Nov. 29, 2022 – Artificial intelligence could help improve diversity, equity, and inclusion in clinical trials and drug development by overcoming some traditional human bias in these areas, but we’re not there yet, experts say. The technology could also assist doctors with data insights to make diagnosis and treatment more precise.
It starts with quality. Artificial intelligence (AI) relies on large amounts of data to create algorithms – or computer instructions – to develop best practices and predictions. But the instructions are only as good as the data used to create them. And people are the ones creating the data.
“Underpinning the development of AI technologies are people, and those people have their own biases,” says Naheed Kurji, the chair of the board for the Alliance for Artificial Intelligence in Healthcare. “As a result, the algorithms will have their own biases.”
Technology that uses speech to diagnose disease is an example.
“There are many cases, examples where companies have failed to recognize the differences in speech across different cultures,” says Kurji. When technology is based on speech patterns of a limited demographic, “then when that model is applied in the real world to a different demographic with a different accent, that model fails.”
“As a result, it’s not representative.”
Another example is genetic and genomic data.
“Give or take, 90-plus percent of genetic and genomic data has originated from people of European descent. It’s not from people from the continent of Africa, Southeast Asia, Asia, or South America,” says Kurji, who is also president and CEO of Cyclica Inc., a data-driven drug discovery company based in Toronto.
Therefore, “a lot of research that has been done on that level of data is inherently biased,” he says.
To Be Fair
Creating data that takes diversity, equity, and inclusion of people and cultures around the world into account is not a hopeless challenge. But it will take time, experts say. Once that is achieved, AI should be closer to being free of human and systemic biases.
Greater awareness is essential.
“The solution to the problem comes from people inherently understanding that the bias exists,” Kurji says, and then only including fair and balanced data that passes a diversity test.
Choosing More Wisely?
Another promising avenue for AI is streamlining the drug development process, narrowing down potential drug candidates, and making clinical trials more cost-effective.
“If the source data has challenges and limitations, then that the AI is going to just keep propagating those limitations,” agrees Sastry Chilukuri, co-CEO of the data-driven clinical trial company Medidata and founder and president of Acorn AI. “The source data has to get more representative and has to get more equitable for the AI to reflect what’s happening.”

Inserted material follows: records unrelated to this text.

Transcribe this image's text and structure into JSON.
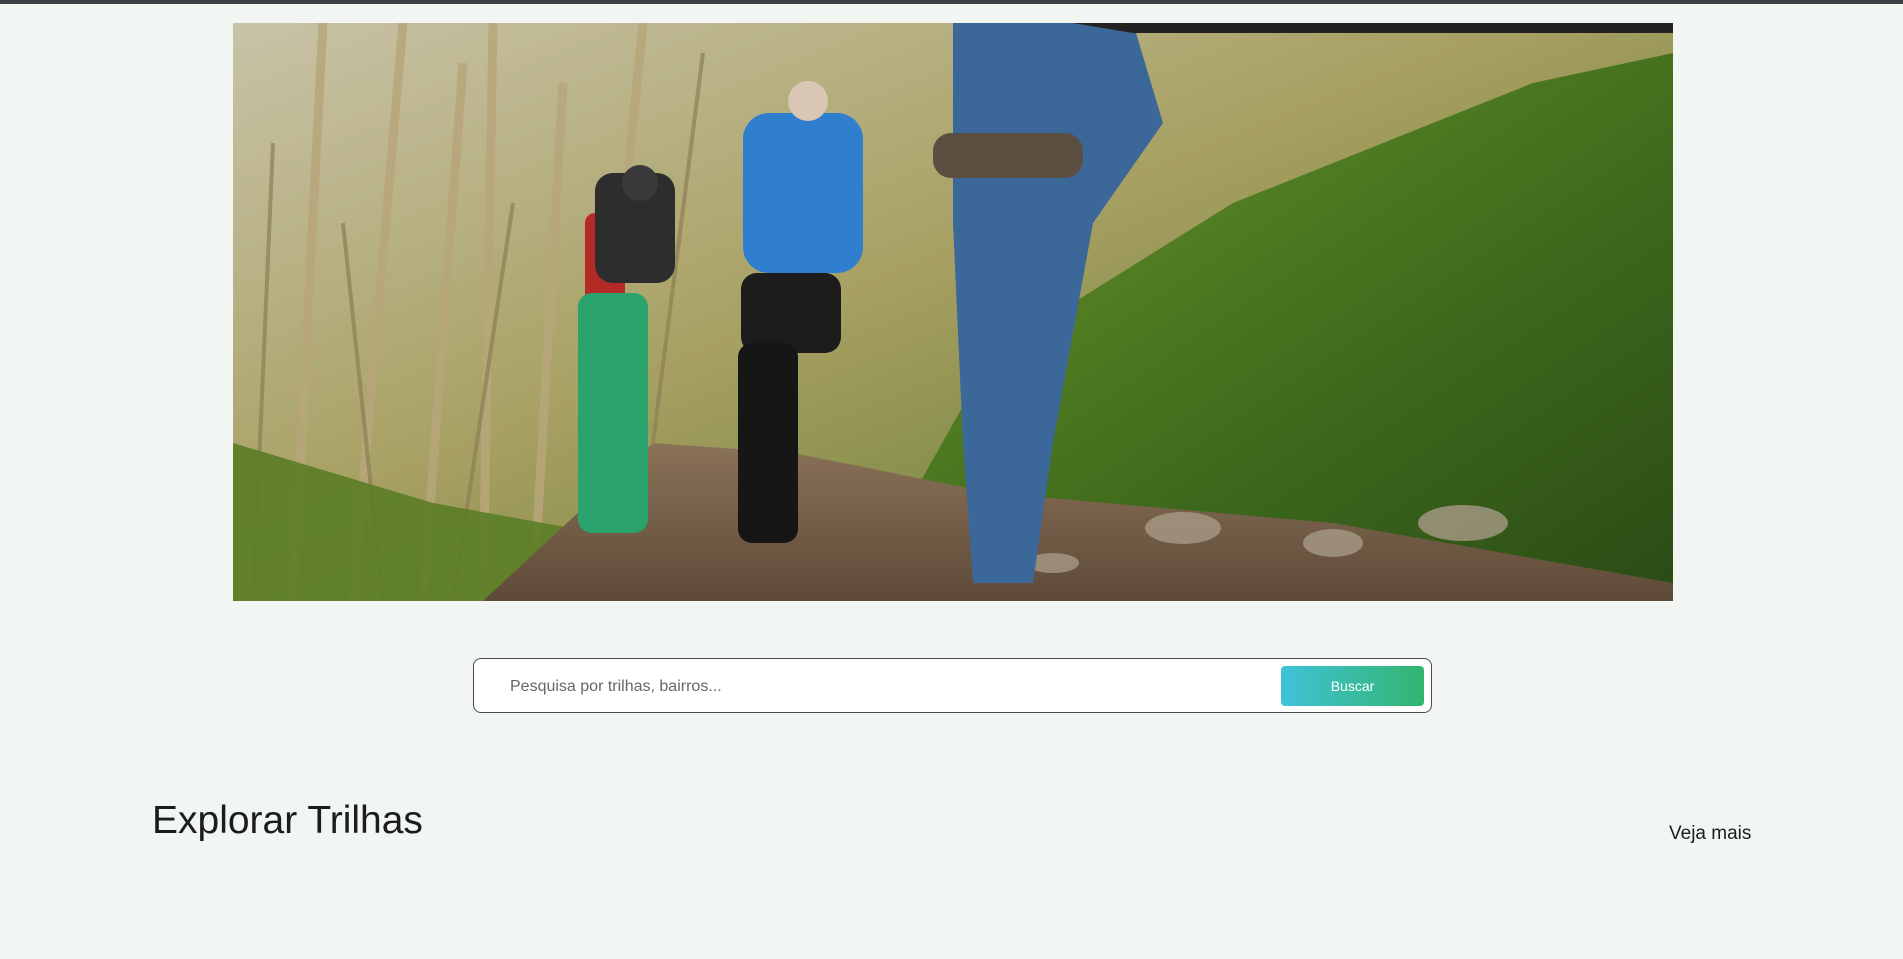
{
  "hero": {
    "image_name": "hikers-on-forest-trail-photo"
  },
  "search": {
    "placeholder": "Pesquisa por trilhas, bairros...",
    "value": "",
    "button_label": "Buscar"
  },
  "section": {
    "title": "Explorar Trilhas",
    "see_more_label": "Veja mais"
  },
  "colors": {
    "page_background": "#f1f6f2",
    "button_gradient_start": "#3fc2d9",
    "button_gradient_end": "#33b56e",
    "top_bar": "#3b3f42"
  }
}
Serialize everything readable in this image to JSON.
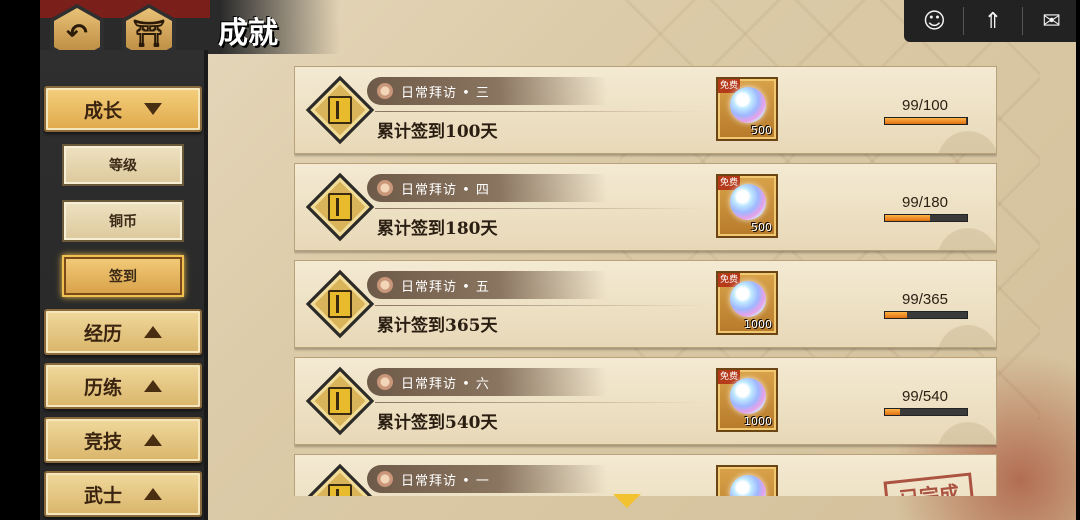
{
  "header": {
    "title": "成就",
    "back_icon": "back-arrow-icon",
    "home_icon": "castle-icon"
  },
  "top_right": {
    "icons": [
      "character-icon",
      "upload-icon",
      "mail-icon"
    ]
  },
  "sidebar": {
    "categories": [
      {
        "label": "成长",
        "state": "expanded"
      },
      {
        "label": "经历",
        "state": "collapsed"
      },
      {
        "label": "历练",
        "state": "collapsed"
      },
      {
        "label": "竞技",
        "state": "collapsed"
      },
      {
        "label": "武士",
        "state": "collapsed"
      }
    ],
    "sub_items": [
      {
        "label": "等级",
        "selected": false
      },
      {
        "label": "铜币",
        "selected": false
      },
      {
        "label": "签到",
        "selected": true
      }
    ]
  },
  "achievements": [
    {
      "tag": "日常拜访 • 三",
      "desc": "累计签到100天",
      "reward_badge": "免费",
      "reward_qty": "500",
      "progress": "99/100",
      "fraction": 0.99
    },
    {
      "tag": "日常拜访 • 四",
      "desc": "累计签到180天",
      "reward_badge": "免费",
      "reward_qty": "500",
      "progress": "99/180",
      "fraction": 0.55
    },
    {
      "tag": "日常拜访 • 五",
      "desc": "累计签到365天",
      "reward_badge": "免费",
      "reward_qty": "1000",
      "progress": "99/365",
      "fraction": 0.27
    },
    {
      "tag": "日常拜访 • 六",
      "desc": "累计签到540天",
      "reward_badge": "免费",
      "reward_qty": "1000",
      "progress": "99/540",
      "fraction": 0.18
    },
    {
      "tag": "日常拜访 • 一",
      "desc": "",
      "reward_badge": "",
      "reward_qty": "",
      "progress": "",
      "fraction": 0,
      "stamp": "已完成"
    }
  ],
  "colors": {
    "accent_gold": "#e0a94b",
    "progress_orange": "#e07010",
    "sidebar_dark": "#2a2a2a"
  }
}
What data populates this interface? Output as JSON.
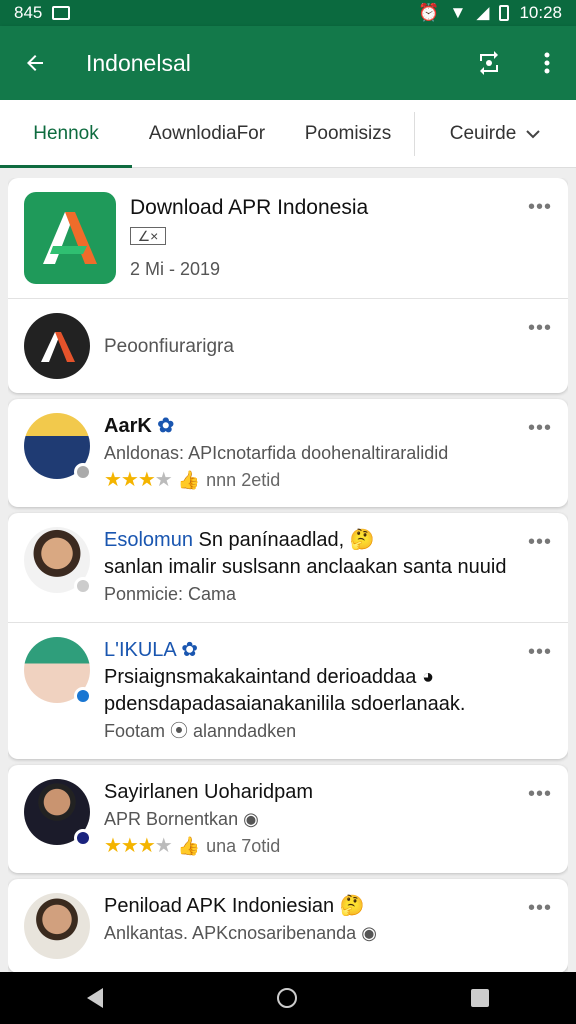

When it comes to human or systemic bias in drug development, “it would be too much of a simplification to say AI or machine learning can fix it,” says Angeli Moeller, PhD, head of data and integrations generating insights at Roche in Berlin. “But responsible use of AI and machine learning can help us identify biases and find ways to mitigate any negative effects it might cause.”
At the same time AI aims to streamline drug development, the technology also can help make all doctors better at their jobs, experts say. AI would, for instance, help by spreading knowledge and expertise far and wide, sharing best practices from doctors with a lot of experience in more complex patients. This would help guide those who treat only a few such patients each year.
The surgical volumes in New York City or in Delhi could be as high as hundreds of patients a year, Chilukuri says. “But if you go to interiors of the U.S. like Nebraska, the surgeon just doesn’t see that much volume.”
AI could help doctors “by providing the kind of tools that allow them to be able to deliver the same top-notch care to all of their populations at lot faster,” he says.
AI could help target therapy by using data to identify patients at highest risk. The technology also could improve some bottleneck areas in medicine, such as the time it takes to interpret radiology images, Kurji says.
There is an AI company “whose entire business model is not to replace your radiologist but to make radiologists better,” he notes. One of company’s aims is “to prevent death or severe ailment from radiology scans that get missed or that get stacked on the pile and just don’t get acted on fast enough for that patient.”
Radiologists are so busy, they may have only 30 seconds or less to interpret each scan, says Chilukuri. AI can flag a lesion of potential concern, but it can also compare an image to past scans on the same patient. This view afforded by AI does not just apply to radiology but across data-driven areas of medicine.
Advancing Personalized Medicine
AI could also guide a personal approach to surgery, “because it’s not like humans come in small, medium and large,” Chilukuri says. The technology could help surgeons determine exactly where to operate on an individual patient.
Moeller agrees that AI holds potential for boosting personalized medicine.
“AI can help with diagnosis and risk prediction, which can mean earlier interventions,” says Moeller, who’s also vice chair of the Alliance for Artificial Intelligence in Healthcare board. “If you look, for instance, at a diabetic patient, what is the likelihood that he or she might develop eye problems from diabetic macular edema?”
The technology could also help with getting a look at the big picture.
“Machine learning can look for patterns in a population that might not be in your medical textbook,” Moeller says.
Beyond diagnosis and treatment, AI also could help with recovery by customizing rehabilitation for each patient, Chilukuri predicts.
“It’s not like every person is going to rehab the exact same way. So, you have highly individualized AI plans that allow you to actually stay on track and predict where you’re going.”